Will you take me fishing?


----------



## Trebbie (Aug 26, 2010)

Wow, great catch! How far up north did that guy come from?
Been looking for a pike like that on the GMR for years!


----------



## NewbreedFishing (Apr 15, 2004)

Way to Rock-Em Scott!! 
Thats a great river fish!! Looks like you really have come a long way in the past 2 years. Drilling HOGS, Landing and releasing them like a pro.

Stoopid question...Neil wasnt with you was he??
If so I bet his waders are soiled. Looks like your river has been more productive this year then what I have seen up here. I have to get down there and hook up with you guys.


----------



## SConner (Mar 3, 2007)

NewbreedFishing said:


> Way to Rock-Em Scott!!
> Neil wasnt with you was he??
> If so I bet his waders are soiled. Looks like your river has been more productive this year then what I have seen up here. I have to get down there and hook up with you guys.


No, I have not heard from him in a long time. I would love to get out with him again, he is the person that got me going in the right direction on how to fish. Can't thank him enough for everything I learned the few times we fished together.


----------



## SConner (Mar 3, 2007)

Trebbie said:


> Wow, great catch! How far up north did that guy come from?
> Been looking for a pike like that on the GMR for years!
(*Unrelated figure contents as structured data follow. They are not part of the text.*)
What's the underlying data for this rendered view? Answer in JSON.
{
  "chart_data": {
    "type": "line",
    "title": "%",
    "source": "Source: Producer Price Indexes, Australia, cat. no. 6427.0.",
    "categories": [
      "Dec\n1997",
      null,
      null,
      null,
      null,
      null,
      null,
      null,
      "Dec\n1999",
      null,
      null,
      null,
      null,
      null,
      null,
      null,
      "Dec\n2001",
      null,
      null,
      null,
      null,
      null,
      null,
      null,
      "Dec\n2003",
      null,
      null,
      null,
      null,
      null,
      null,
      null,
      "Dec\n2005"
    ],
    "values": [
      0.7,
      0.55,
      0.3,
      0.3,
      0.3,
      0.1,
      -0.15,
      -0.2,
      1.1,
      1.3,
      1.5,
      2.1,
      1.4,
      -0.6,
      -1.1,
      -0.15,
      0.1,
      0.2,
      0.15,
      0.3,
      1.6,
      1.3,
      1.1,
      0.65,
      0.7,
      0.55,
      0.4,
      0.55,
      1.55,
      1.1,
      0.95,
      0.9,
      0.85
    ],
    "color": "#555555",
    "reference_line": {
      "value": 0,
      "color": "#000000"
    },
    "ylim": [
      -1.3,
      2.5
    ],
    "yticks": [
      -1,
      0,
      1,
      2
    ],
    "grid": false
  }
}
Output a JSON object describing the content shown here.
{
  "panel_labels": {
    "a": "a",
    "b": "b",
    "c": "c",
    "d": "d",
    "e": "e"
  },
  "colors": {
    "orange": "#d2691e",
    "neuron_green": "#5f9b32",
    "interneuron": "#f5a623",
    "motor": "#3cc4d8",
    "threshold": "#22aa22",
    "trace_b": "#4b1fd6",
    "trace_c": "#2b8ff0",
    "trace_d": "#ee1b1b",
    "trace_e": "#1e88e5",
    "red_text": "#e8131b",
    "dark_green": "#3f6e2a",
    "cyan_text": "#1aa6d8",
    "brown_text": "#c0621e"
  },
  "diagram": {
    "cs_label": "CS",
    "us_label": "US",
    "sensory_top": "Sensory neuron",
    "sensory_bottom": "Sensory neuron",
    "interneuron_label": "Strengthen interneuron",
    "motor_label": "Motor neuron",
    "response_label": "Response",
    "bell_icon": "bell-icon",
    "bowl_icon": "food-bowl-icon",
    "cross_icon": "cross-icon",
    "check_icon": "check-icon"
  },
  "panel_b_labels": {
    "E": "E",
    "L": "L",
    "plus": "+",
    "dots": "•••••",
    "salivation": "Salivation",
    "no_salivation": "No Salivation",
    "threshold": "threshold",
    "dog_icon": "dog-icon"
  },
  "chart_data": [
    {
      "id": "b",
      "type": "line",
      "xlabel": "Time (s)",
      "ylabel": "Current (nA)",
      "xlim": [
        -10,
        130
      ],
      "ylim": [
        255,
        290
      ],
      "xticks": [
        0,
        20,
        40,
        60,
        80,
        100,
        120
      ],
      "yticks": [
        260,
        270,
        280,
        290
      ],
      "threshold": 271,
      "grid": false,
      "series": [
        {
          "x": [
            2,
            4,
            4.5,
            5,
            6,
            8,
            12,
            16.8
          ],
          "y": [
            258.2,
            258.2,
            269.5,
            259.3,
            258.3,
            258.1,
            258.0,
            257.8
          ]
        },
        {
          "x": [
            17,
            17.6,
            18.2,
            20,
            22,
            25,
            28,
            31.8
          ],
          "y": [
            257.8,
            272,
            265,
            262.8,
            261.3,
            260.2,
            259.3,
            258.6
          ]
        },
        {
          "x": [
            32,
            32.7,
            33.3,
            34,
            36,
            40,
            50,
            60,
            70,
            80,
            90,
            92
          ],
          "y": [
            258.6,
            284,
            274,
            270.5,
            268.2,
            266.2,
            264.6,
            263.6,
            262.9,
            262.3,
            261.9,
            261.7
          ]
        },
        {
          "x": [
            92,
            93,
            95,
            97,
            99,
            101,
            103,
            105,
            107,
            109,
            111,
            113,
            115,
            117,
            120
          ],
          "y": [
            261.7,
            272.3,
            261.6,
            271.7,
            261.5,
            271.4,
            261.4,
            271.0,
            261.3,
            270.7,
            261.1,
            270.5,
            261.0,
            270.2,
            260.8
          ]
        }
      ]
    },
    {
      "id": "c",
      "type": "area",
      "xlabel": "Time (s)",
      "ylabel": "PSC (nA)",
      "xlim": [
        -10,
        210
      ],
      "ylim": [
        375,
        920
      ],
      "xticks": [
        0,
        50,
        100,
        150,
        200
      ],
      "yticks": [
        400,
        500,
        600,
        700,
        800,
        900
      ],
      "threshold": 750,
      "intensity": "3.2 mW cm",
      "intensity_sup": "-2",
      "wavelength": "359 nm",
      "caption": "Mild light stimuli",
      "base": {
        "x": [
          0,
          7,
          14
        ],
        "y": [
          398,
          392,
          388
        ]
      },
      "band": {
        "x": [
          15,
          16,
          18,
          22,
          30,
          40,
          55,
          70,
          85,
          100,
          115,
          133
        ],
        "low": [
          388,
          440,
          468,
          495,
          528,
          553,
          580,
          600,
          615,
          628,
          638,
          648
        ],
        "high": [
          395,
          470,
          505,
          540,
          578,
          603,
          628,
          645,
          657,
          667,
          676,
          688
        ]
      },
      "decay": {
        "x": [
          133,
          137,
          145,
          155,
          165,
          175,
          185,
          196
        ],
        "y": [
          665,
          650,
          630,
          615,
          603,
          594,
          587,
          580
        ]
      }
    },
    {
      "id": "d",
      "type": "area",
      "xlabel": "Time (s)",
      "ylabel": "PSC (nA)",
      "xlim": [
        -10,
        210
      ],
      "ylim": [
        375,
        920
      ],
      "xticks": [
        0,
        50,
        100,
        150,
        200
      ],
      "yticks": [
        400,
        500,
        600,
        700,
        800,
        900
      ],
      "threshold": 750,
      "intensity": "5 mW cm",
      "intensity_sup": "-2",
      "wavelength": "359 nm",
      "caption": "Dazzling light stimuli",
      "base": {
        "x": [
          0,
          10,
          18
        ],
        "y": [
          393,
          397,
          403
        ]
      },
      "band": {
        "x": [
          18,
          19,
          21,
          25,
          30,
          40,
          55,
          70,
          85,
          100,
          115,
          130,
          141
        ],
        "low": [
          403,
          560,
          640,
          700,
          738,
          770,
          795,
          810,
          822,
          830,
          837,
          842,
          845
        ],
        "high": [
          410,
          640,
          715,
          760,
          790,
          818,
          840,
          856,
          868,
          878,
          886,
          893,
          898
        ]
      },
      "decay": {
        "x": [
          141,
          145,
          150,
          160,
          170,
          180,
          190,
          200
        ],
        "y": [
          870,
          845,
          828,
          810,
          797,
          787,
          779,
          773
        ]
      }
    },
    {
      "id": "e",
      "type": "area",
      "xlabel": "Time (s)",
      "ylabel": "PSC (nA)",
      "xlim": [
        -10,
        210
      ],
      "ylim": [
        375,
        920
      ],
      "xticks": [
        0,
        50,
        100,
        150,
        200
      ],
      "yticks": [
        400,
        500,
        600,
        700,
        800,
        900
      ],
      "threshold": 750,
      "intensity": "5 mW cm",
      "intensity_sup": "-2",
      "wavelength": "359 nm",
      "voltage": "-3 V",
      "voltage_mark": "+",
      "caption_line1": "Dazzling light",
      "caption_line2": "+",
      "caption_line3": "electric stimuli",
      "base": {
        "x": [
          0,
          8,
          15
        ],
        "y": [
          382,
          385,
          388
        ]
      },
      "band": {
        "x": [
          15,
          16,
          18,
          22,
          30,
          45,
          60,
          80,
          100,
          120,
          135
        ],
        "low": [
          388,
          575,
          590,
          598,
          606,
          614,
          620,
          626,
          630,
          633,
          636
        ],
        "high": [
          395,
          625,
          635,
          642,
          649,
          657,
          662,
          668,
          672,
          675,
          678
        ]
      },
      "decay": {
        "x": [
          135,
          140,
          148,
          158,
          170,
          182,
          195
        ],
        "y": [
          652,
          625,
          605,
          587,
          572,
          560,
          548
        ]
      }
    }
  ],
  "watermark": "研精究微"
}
I think most the pike (including this one) are going to be north of I-70.


----------



## NewbreedFishing (Apr 15, 2004)

Seeing what you have posted up this past year should definately get him moving. Give him a ring or a PM. The ball and chain cant be that hard to break  I am sending you a PM myself...checker!



SConner said:


> No, I have not heard from him in a long time. I would love to get out with him again, he is the person that got me going in the right direction on how to fish. Can't thank him enough for everything I learned the few times we fished together.


----------



## JoshGibson (Feb 18, 2006)

Scott, that truly is a RIVER MONSTER, if ever there were such a thing in Ohio!


----------